FC-GUARD: Enabling Anonymous yet Compliant Fiat-to-Cryptocurrency Exchanges

With the rise of decentralized finance, fiat-to-cryptocurrency exchange platforms have become popular entry points into the cryptocurrency ecosystem. However, these platforms frequently fail to ensure adequate privacy protection, as evidenced by real-world breaches that exposed personally identifiable information (PII) and crypto addresses. Such leaks enable adversaries to link real-world identities to cryptocurrency transactions, undermining the presumed anonymity of cryptocurrency use.

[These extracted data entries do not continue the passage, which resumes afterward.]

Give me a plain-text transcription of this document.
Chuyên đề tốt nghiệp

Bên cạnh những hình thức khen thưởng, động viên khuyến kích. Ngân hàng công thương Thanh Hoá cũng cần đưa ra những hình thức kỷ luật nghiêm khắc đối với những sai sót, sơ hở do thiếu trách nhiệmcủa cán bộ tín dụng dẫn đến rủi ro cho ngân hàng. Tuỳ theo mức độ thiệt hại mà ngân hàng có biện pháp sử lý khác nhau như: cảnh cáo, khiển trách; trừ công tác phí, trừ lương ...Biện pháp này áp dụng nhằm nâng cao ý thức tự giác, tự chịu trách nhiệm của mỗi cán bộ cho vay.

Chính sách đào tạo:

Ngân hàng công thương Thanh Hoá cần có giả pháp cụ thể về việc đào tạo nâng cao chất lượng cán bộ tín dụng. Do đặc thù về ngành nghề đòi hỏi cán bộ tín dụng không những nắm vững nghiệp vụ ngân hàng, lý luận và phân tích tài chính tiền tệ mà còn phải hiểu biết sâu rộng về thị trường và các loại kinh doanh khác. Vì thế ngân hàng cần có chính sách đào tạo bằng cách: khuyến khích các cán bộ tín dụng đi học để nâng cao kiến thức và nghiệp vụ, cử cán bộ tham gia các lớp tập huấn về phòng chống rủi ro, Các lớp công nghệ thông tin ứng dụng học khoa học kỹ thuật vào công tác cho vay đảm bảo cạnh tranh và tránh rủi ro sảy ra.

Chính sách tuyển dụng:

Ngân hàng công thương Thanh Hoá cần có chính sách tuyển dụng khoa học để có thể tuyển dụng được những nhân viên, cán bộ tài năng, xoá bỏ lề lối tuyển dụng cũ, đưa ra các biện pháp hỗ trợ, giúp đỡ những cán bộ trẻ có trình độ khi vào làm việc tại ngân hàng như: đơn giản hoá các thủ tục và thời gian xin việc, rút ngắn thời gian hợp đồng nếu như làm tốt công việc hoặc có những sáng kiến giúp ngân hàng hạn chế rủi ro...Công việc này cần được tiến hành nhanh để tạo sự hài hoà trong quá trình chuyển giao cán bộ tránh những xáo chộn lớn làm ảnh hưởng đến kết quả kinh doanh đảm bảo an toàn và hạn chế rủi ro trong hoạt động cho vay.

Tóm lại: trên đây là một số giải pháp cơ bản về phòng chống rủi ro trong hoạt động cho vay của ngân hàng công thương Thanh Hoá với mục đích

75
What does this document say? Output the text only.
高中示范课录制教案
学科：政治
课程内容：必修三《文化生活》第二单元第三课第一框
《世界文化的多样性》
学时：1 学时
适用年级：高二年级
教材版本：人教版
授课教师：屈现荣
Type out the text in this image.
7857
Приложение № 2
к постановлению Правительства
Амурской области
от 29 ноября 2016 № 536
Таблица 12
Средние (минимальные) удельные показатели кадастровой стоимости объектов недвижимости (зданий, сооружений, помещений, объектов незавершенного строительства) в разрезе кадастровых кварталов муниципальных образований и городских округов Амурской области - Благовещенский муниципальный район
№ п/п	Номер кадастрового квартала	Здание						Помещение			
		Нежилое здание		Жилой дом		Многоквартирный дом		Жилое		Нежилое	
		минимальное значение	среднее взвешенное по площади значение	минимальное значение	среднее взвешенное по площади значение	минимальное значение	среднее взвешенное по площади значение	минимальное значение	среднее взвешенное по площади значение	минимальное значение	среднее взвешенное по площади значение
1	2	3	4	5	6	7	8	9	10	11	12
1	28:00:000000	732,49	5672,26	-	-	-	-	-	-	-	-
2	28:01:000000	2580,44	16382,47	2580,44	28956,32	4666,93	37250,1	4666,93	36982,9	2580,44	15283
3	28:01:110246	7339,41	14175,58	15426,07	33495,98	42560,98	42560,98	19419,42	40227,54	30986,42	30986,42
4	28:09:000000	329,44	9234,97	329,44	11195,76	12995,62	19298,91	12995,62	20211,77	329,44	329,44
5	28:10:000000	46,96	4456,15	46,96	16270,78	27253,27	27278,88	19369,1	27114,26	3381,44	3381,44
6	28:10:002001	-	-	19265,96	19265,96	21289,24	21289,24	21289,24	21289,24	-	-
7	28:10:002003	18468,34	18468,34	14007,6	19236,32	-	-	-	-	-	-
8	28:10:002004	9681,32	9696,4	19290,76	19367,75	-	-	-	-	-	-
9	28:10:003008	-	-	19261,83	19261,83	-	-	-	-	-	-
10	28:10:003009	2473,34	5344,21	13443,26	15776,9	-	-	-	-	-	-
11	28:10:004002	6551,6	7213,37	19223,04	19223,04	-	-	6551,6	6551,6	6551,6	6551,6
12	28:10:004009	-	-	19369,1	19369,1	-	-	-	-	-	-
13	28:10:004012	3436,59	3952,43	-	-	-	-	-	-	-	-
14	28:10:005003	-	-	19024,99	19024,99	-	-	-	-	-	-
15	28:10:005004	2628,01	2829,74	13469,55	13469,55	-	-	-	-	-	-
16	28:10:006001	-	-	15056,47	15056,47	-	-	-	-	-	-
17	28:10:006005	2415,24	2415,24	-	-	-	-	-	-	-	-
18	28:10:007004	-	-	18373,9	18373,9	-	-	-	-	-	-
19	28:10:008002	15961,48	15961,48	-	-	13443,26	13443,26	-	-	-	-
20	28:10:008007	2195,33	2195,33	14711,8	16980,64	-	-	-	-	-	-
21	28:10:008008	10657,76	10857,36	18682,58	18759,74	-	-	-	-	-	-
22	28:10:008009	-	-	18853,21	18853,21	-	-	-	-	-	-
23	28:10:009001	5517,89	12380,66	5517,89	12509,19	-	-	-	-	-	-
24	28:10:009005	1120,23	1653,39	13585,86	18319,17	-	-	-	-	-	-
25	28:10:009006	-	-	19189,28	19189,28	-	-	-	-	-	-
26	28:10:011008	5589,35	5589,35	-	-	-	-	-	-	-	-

We propose FC-GUARD, a privacy-preserving exchange system designed to preserve user anonymity without compromising regulatory compliance in the exchange of fiat currency for cryptocurrencies. Leveraging verifiable credentials and zero-knowledge proof techniques, FC-GUARD enables fiat-to-cryptocurrency exchanges without revealing users' PII or fiat account details. This breaks the linkage between users' real-world identities and their cryptocurrency addresses, thereby upholding anonymity, a fundamental expectation in the cryptocurrency ecosystem. In addition, FC-GUARD complies with key regulations over cryptocurrency usage, such as know-your-customer requirements and auditability for tax reporting obligations by integrating a lawful de-anonymization mechanism that allows the auditing authority to identify misbehaving users. This ensures regulatory compliance while defaulting to privacy protection. We implement our system on both desktop and mobile platforms, and our evaluation shows its feasibility for practical deployment.